Data Velocity, Deluge and Digging into Nodes
The velocity of data refers to the rate at which this information is created and collected as well as the speed at which it needs to be analyzed to make decisions. It is reasonable to assume that some relationships such as friendship or marriage are stable and do not change significantly month to month (your mileage may vary). In cases like this, once the data are collected you can feel confident that your findings will be no less valid tomorrow than they were yesterday. But other relationships like trending topics on Twitter or edits to Wikipedia articles change dramatically hour to hour. The result is that a network of relationships and interactions built on these data at one point in time looks very different from the networks built not long after. Network scientists and researchers have only begun to develop the methods to analyze the behavior of new nodes in a network, the stability of ties between these nodes, and changes in the properties of these nodes and ties over time, to say nothing about how these all influence each other.

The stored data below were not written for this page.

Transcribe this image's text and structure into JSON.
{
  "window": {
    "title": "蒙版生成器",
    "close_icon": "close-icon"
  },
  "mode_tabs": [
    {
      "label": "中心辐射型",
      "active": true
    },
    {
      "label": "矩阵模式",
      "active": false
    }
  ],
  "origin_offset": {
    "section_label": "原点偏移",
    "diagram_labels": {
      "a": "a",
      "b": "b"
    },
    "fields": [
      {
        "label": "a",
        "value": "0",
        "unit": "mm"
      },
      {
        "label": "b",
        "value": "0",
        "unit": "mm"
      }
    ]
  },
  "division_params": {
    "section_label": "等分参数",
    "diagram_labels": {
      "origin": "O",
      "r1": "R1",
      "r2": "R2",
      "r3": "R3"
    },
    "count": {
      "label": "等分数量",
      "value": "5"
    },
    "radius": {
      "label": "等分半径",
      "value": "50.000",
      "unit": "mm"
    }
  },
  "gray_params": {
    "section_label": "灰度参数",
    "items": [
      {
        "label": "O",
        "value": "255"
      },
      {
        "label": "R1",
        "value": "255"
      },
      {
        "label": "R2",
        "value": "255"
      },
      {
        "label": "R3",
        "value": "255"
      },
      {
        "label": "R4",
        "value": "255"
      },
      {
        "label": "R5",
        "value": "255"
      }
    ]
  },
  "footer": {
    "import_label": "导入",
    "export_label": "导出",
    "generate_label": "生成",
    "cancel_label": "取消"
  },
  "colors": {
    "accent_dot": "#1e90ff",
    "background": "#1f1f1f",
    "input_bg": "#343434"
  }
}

Assuming one can avoid drowning from this data deluge, these data streams and dynamics can provide insights about the effectiveness of new strategies as well as highlight problematic relationships much more quickly.
While new technologies have drastically improved our capacity to collect data, no good deed goes unpunished. The volume, variety, and velocity of these new forms of data simply break traditional analytic approaches that can’t scale up to massive sizes, incorporate more complex data, or model rapidly changing data. Still, the richness of these data are also revealing new patterns between relationships that were previously overlooked. Changing your thinking from “how do I impact others?” to “how do others impact each other?” opens up a new realm of discovery.